I went out last night and was more than a little concerned that somebody was setting a trap for me. I had a fallout with someone a while ago, if you read back in the archive you'll probably pick up on it. I had a nasty feeling somebody was going to try and patch things up between me and the person concerned, without bothering to test the water over how I feel about such a move.
This would have been dangerous, I have forgiven the person, but I feel distance would be appropriate from now on... my friendship was used, and nothing constructive can come from trying to reignite a one sided relationship.
If in the future things progress in this way, it could well end up with a big schism between more people, so I'm hoping I am just being defensively paranoid. I am always trying to work out the various strategies and tactics people will adopt when handling situations that involve me.
Thankfully last night was me just being paranoid, the person I feared might show up didn't and it was a lot of fun in the end... must stay off concentrated orange juice... it does something to my head! Either that, or the Chinese restaurant were cooking the wrong kind of mushrooms if you catch my drift.
I'm writing this now, because I'm seriously trying to burn up time before going to church. I don't wish to go early today, the person I had a clash with is going, and I know they will take the opportunity to have another dig over what I did with the cross. I'm trying to avoid all possibility of talking to that person, because it'll mean one of three things. 1) I'll back down. 2) I'll confront, 3) I'll run away. None of these options seem constructive in the short term. There will come a time for conflict, but now doesn't seem right to me. Let God be the judge of his church... and may his judgement come swiftly. Sooner the house is in order, the sooner the building can start.
So... where shall I go, what shall I do? In conversation last night it came up that maybe I should move churches, because I don't have a lot of support where I am and that I seem to be giving more than I receive. To be honest, I've never really needed to lean on anyone in a pastoral sense at church, so I don't feel I need to receive from people to the degree other people assume. The only support I do need is when I go out and do something radical, I need backup at those times... and at the moment I'm not getting it.
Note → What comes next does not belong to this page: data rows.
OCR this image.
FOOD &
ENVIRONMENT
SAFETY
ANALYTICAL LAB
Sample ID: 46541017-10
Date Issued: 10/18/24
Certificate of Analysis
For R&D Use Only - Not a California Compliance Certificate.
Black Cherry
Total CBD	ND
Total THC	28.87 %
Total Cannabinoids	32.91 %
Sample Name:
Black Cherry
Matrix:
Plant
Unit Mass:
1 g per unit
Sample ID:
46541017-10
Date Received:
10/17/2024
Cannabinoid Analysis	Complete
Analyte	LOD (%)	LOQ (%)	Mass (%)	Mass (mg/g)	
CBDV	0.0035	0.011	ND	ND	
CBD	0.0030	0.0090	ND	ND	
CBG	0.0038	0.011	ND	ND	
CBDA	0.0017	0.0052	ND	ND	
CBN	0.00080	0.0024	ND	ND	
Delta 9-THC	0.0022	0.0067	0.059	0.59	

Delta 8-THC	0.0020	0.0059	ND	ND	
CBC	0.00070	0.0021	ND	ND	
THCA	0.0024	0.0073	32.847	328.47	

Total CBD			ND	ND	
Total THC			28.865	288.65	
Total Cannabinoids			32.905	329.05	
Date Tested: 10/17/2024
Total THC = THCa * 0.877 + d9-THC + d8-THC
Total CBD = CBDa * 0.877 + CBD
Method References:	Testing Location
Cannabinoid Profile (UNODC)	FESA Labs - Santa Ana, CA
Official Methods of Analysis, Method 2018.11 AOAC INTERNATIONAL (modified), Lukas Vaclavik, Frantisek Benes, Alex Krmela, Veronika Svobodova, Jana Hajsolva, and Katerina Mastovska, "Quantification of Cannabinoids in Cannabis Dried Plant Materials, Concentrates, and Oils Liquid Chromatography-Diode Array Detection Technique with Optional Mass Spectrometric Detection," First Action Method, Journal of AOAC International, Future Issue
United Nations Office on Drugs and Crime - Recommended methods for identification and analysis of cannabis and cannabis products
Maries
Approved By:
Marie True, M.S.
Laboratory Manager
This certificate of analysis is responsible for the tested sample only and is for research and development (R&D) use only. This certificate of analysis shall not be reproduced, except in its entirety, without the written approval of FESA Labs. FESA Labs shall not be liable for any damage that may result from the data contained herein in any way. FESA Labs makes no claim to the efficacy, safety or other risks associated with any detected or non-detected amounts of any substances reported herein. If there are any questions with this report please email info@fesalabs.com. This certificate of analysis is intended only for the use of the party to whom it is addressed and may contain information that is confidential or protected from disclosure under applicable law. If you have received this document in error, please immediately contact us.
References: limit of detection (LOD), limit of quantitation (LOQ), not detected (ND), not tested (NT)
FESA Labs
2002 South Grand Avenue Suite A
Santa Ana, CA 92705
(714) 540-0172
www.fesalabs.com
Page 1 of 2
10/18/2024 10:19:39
I'm not a church hopper. I don't believe in flitting from one church to another like an experience junkie. If you have a strong spiritual constitution, you should try and help build the church you are in first... always consider carefully before you leave.
The time may come for me to go, but I feel God has something planned... besides it was something like 3 years ago to this very day (Palm Sunday) that I received a vision. I went up to receive my Palm cross and as I did, I saw a picture of a double edged sword half drawn from it's scabbard... and I heard a voice say "Take up my burden". That same day, somebody had a scripture given to them that was pertinent to that image.
It's probably that picture that inspires me to stay the most. I have a purpose, and part of me feels that the place that vision was given, is the place it will be fulfilled.
However, i am thinking of stepping back from a couple of responsibilities, and on the odd occasion visiting other churches.